Bugün cuma namazında, imam camiden bizi kovalamalıydı… ‘Demek Seyit yoksulluktan, çaresizlikten, yalnızlıktan canına kıyacak, 4 tane yavrusunu hem öksüz hem yetim hem yalnız bırakacak, siz buna seyirci kalacaksınız, haberdar olmayacaksınız, şimdi burada kılacağınız iki rekat namaz ile Allah´ın rızasını kazanacaksınız, cennete gideceksiniz öyle mi? Hadi varın gidin işinize’ deyip, camiden kovalamalıydı bizi. Ben de dahil olmak üzere hepimizi. Birbirimize, ´Cumanız mübarek olsun´ diye mesaj attığımız için, Cumamız mübarek oldu öyle mi? Cennet bu kadar ucuz mu? Seyit çaresizlikten canına kıyarken, bizim yediğimiz lokmalar helal mi? Seyit çaresizken canına kıyarken, Hacc´a gitmek bize farz mı? Bilmiyorum, hocalar daha iyisini bilir. Seyit canına kıydığı için geride kalan 4 çocuğunun üzerine güneş batarken, biz, evlerimizde çoluk çocuğumuzla yemeğe kaşık sallarken, o lokmalar bizim boğazımıza durmalı, çakılıp kalmalıydı. Lanet olsun fakiri görmeyene, lanet olsun fakiri gözetmeyene, lanet olsun bana, lanet olsun bize, lanet olsun hepimize. Daha ne diyeyim?

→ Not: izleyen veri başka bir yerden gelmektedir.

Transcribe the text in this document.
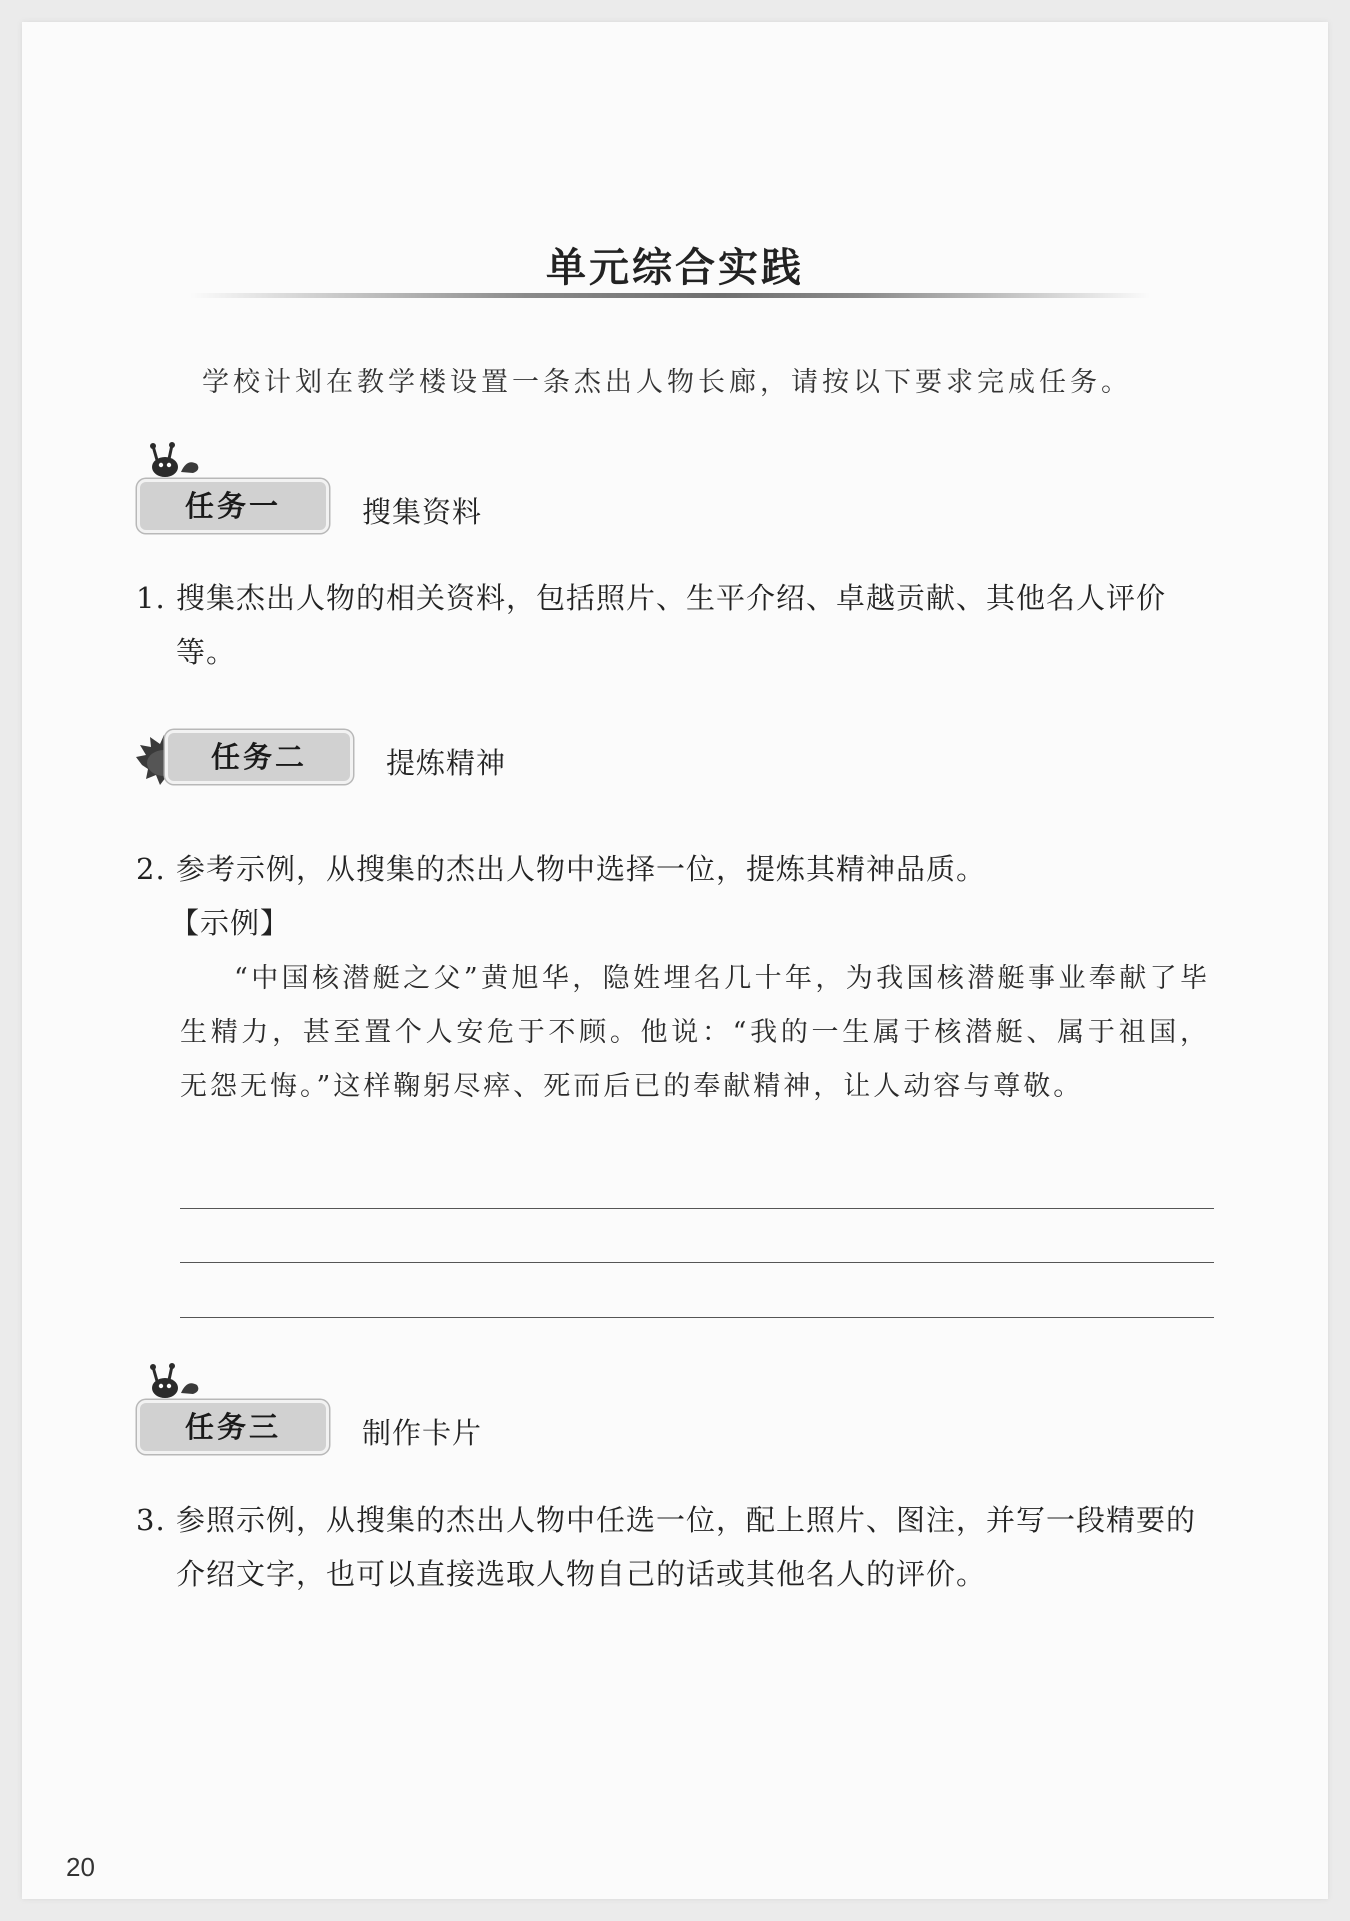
单元综合实践
学校计划在教学楼设置一条杰出人物长廊，请按以下要求完成任务。
任务一	搜集资料
1. 搜集杰出人物的相关资料，包括照片、生平介绍、卓越贡献、其他名人评价等。
任务二	提炼精神
2. 参考示例，从搜集的杰出人物中选择一位，提炼其精神品质。
【示例】
“中国核潜艇之父”黄旭华，隐姓埋名几十年，为我国核潜艇事业奉献了毕生精力，甚至置个人安危于不顾。他说：“我的一生属于核潜艇、属于祖国，无怨无悔。”这样鞠躬尽瘁、死而后已的奉献精神，让人动容与尊敬。
任务三	制作卡片
3. 参照示例，从搜集的杰出人物中任选一位，配上照片、图注，并写一段精要的介绍文字，也可以直接选取人物自己的话或其他名人的评价。
20
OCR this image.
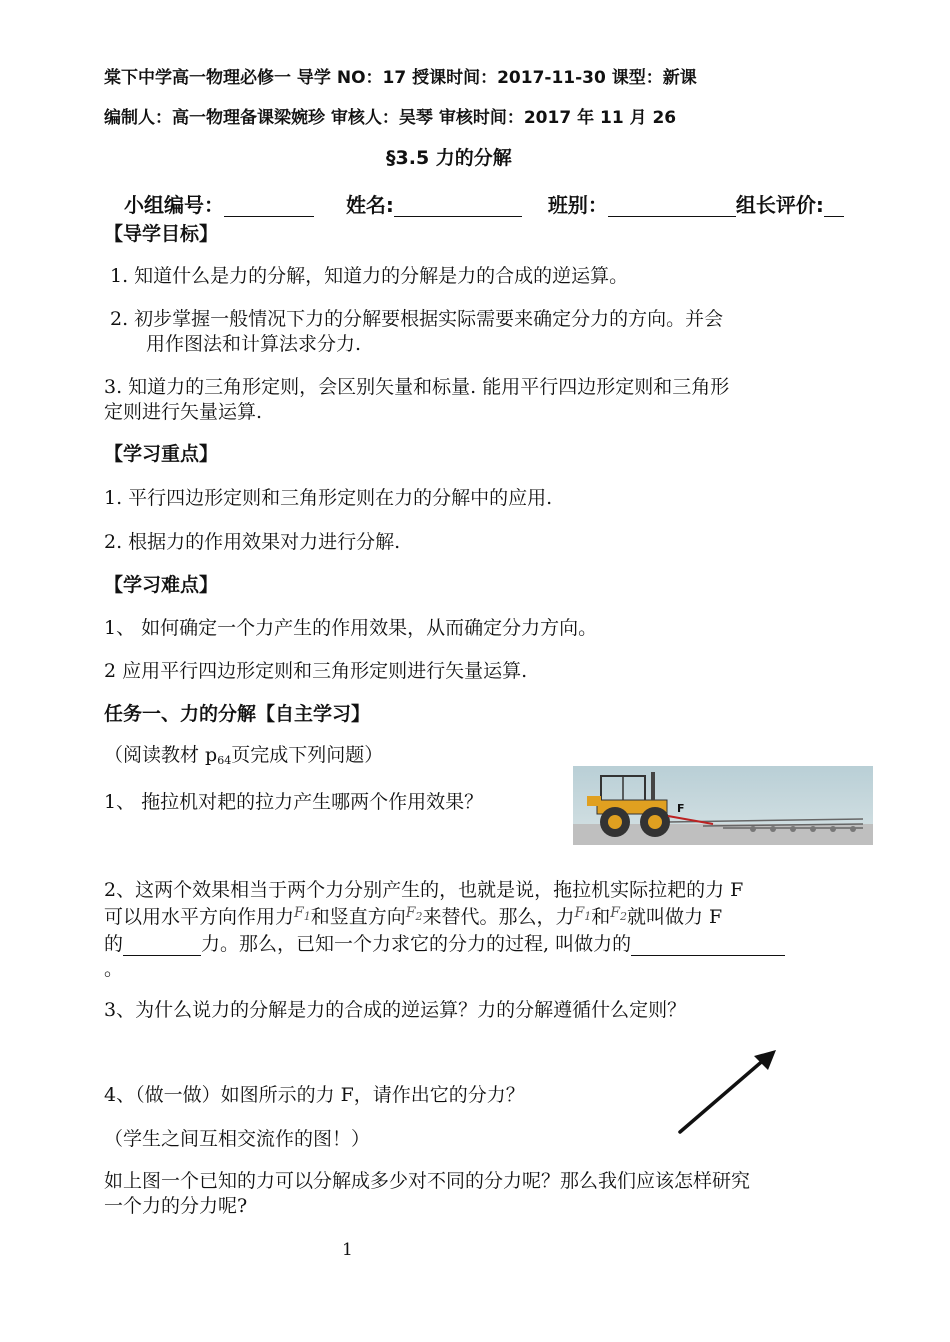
棠下中学高一物理必修一 导学 NO：17 授课时间：2017-11-30 课型：新课
编制人：高一物理备课梁婉珍 审核人：吴琴 审核时间：2017 年 11 月 26
§3.5 力的分解
小组编号：	姓名:	班别：	组长评价:
【导学目标】
1. 知道什么是力的分解，知道力的分解是力的合成的逆运算。
2. 初步掌握一般情况下力的分解要根据实际需要来确定分力的方向。并会
用作图法和计算法求分力.
3. 知道力的三角形定则，会区别矢量和标量. 能用平行四边形定则和三角形
定则进行矢量运算.
【学习重点】
1. 平行四边形定则和三角形定则在力的分解中的应用.
2. 根据力的作用效果对力进行分解.
【学习难点】
1、 如何确定一个力产生的作用效果，从而确定分力方向。
2 应用平行四边形定则和三角形定则进行矢量运算.
任务一、力的分解【自主学习】
（阅读教材 $p_{64}$页完成下列问题）
1、 拖拉机对耙的拉力产生哪两个作用效果？	F
2、这两个效果相当于两个力分别产生的，也就是说，拖拉机实际拉耙的力 F
可以用水平方向作用力$^{F_1}$和竖直方向$^{F_2}$来替代。那么，力$^{F_1}$和$^{F_2}$就叫做力 F
的	力。那么，已知一个力求它的分力的过程, 叫做力的
。
3、为什么说力的分解是力的合成的逆运算？力的分解遵循什么定则？
4、（做一做）如图所示的力 F，请作出它的分力？
（学生之间互相交流作的图！）
如上图一个已知的力可以分解成多少对不同的分力呢？那么我们应该怎样研究
一个力的分力呢?
1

Sakın bize hakkını helal etme Seyit… Çekelim cezamızı sonuna kadar, sonuna kadar! Bize merhamet etme… Biz merhameti hak etmiyoruz.
Seyit´in büyük oğlu Recep, görev yaptığım Eskil 75. Yıl Anadolu Lisesi’nde okuyor. Babasının vefat ettiği gün, babasının Eskil´e kendilerini ziyarete gelmelerini bekliyormuş. Kara haberi alan öğretmen arkadaşlar, sınıftan Recep´i çağırmışlar, Recep heyecanla çıkmış sınıftan, ´Herhalde babam geldi´ diyerek. Söyleyememiş arkadaşlar, ´baban öldü´ diye.
Bu yazıda sarf ettiğim kem sözler, önce kendime sonra da üzerine alınan herkese… Seyit gitti, gelmez geri, haydi bari seferber olalım, geride kalan 4 yavruya, anasına babasına…
-
Şimdi DÜŞÜNÜN, etrafınızda akan yaşam adına, DÜŞÜNÜN !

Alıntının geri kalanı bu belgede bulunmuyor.